Der Hersteller Kässbohrer war zwar nicht der Erfinder des selbsttragenden Bauprinzips, doch der erste Omnibusbauer, der es konsequent umsetzte. Im Frühjahr 1950 entstehen die ersten Pläne, 1951 wird der neue Setra S8, so heißt er, den ersten Kunden vorgestellt. Für den Kunstnamen Setra wie selbst tragend hatten sich Otto Kässbohrer und seine Mitstreiter nach getaner Arbeit entschieden. Sie wussten damals noch nicht, dass dieser Name über Jahrzehnte einen ganz besonderen Klang bekommen sollte. Als Triebfeder für diesen großen Schritt nach vorn gilt bis heute allerdings eine schlechte Nachricht aus Stuttgart. Kässbohrers Fahrgestelllieferant Nummer eins, die Daimler Benz AG, sah 1950 nicht mehr ein, warum er die Karossiers noch mit Fahrgestellen und Motoren beliefern sollte. Otto Kässbohrer umschrieb die Situation später diplomatisch mit „Lieferschwierigkeiten“. Bis dahin hatten die Kässbohrer-Werke nur Omnibusaufbauten gefertigt, das sollte sich nun ändern. Schon der erste Integralbus aus Ulm fand einen entschlossenen Käufer, der den S 8-Prototypen 14 Jahre im Einsatz nutzte. Eine ganze Tonne weniger Gewicht schlug sich im Kraftstoffverbrauch nieder. Werner Maier spricht von maximal 20 Liter Diesel auf 100 Kilometer, wenn er mit dem S 10 gut ausgelastet unterwegs ist. 
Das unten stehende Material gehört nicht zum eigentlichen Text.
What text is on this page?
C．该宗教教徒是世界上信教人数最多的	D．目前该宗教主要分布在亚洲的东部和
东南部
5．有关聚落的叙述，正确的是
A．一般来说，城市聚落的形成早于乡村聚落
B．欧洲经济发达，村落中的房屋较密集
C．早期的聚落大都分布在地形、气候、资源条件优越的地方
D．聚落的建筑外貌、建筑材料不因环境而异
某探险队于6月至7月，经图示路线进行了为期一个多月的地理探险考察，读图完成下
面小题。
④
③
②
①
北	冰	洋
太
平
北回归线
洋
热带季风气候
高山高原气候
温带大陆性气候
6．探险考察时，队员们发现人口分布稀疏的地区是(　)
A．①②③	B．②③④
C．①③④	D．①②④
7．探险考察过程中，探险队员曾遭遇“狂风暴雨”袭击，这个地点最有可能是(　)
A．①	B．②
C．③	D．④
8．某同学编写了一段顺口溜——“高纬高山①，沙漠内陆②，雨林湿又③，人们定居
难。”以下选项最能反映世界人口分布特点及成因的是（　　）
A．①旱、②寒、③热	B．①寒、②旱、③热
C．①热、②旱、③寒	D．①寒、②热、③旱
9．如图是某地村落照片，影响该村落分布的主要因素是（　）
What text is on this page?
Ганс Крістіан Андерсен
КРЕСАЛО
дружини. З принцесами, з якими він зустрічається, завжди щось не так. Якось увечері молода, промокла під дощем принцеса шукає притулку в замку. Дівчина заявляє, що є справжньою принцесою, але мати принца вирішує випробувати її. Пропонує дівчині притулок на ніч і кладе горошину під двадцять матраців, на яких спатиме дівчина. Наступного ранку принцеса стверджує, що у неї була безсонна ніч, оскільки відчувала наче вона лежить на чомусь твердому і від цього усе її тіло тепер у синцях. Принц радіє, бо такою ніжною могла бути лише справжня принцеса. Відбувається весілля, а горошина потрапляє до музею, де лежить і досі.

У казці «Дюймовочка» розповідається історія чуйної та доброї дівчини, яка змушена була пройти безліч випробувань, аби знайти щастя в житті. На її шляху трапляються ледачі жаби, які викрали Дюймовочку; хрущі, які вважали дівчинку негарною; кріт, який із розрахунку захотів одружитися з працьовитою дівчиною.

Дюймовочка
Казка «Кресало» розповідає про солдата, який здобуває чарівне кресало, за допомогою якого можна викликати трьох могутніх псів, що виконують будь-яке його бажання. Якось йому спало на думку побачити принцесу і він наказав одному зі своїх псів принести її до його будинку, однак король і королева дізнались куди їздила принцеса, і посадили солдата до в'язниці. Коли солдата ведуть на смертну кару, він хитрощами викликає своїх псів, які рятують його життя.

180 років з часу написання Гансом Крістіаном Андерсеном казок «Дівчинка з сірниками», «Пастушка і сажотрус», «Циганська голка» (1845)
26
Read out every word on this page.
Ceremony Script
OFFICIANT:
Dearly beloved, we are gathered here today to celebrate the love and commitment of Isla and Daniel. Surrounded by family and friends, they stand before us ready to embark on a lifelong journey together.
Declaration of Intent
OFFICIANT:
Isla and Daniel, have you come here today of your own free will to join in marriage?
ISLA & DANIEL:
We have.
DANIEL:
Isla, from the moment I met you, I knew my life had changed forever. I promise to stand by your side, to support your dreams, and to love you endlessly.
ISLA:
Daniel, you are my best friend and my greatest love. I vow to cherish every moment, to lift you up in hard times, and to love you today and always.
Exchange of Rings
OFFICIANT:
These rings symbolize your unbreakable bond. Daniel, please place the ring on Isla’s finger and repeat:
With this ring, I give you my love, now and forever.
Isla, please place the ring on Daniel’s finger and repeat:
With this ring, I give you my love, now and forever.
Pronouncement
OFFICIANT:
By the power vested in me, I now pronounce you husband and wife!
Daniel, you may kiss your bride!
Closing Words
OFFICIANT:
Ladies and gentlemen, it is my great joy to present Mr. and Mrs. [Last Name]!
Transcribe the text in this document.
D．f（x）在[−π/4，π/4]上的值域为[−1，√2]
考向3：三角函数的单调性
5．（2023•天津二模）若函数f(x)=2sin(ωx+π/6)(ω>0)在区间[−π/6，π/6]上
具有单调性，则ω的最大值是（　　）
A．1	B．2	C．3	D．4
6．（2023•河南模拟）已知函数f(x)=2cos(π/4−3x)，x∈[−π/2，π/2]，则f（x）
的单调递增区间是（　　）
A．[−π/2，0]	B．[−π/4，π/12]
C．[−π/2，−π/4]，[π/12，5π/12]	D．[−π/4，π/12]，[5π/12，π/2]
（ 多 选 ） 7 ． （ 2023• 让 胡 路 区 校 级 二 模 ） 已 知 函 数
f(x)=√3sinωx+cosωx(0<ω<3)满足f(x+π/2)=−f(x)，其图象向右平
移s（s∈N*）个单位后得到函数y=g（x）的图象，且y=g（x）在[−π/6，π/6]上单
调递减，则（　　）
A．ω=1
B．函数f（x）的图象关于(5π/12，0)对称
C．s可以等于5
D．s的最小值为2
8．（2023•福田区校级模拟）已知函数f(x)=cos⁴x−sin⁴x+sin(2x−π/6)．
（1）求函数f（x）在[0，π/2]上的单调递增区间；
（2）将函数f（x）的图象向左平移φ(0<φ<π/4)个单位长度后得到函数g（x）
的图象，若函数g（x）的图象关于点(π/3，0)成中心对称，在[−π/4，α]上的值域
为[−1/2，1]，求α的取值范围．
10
Gute Ideen und Topverarbeitung

„Der liebe Augustin“ zeigt noch wenig Verschleißspuren, sein Stahlgerippe ist noch weitgehend original, seine Aluminiumhaut kennt keinen Rost. Das spricht natürlich für die sorgfältige Verarbeitung, mit der die Marke bei den Kunden punktet. Gekauft wurde der S 10 von einem Lindauer Unternehmer, ein älterer Herr, der den sehr individuell bestückten S 10 ausschließlich selbst fuhr. Als er in den Ruhestand ging, gab er den Wagen ans Werk zurück, damit er nicht in falsche Hände kommt. 37 Fahrgastsitze hat er, die Außensitze sind leicht nach hinten versetzt montiert, um mehr Schulterfreiheit zu gewinnen. Die Umsetzung dieser Idee findet man in aktuellen Setra-Modellen wieder, nach immerhin 70 Jahren. Noch so manches gibt´s zu entdecken, beispielsweise die Aschenbecher, die aus vollen Alublöcken gefräst wurden. Dass die mit Federkraft unterstützten Rückenlehnen selbst nach mehr als 50 Jahren überhaupt nicht klappern, ist zumindest bemerkenswert. Den Innenraum wärmt eine Unterflurheizung, an eine Klimaanlage hat man beim S 10 Baujahr 55 noch nicht gedacht. Wenn es dem Fahrgast zu warm wurde, hat er eben sein Kurbelschiebefenster geöffnet, auch das Dach besitzt zahlreiche Lüftungsöffnungen. Das Dachfenster im Heck lässt sich aufstellen, doch Vorsicht: Bei langsamer Fahrt dringen dann Abgase nach innen. 

Motorklappen auf

Wenn es dem Motor an langen steilen Stichen zu warm wird, bleibt der Fahrer kurz stehen. Er öffnet die beiden seitlichen Motorklappen und lehnt sie nur an. Denn die Kühlerleistung war nicht so toll, denkt bloß an so manchen VW-Käfer, der im Sommer mit offener Klappe fuhr. Ob die Augen der Fahrer früher besser waren? Der S 10-Fahrer fuhr nachts mit ziemlich funzeligen Lampen, die von einer 12-Volt-Anlage versorgt wurden. 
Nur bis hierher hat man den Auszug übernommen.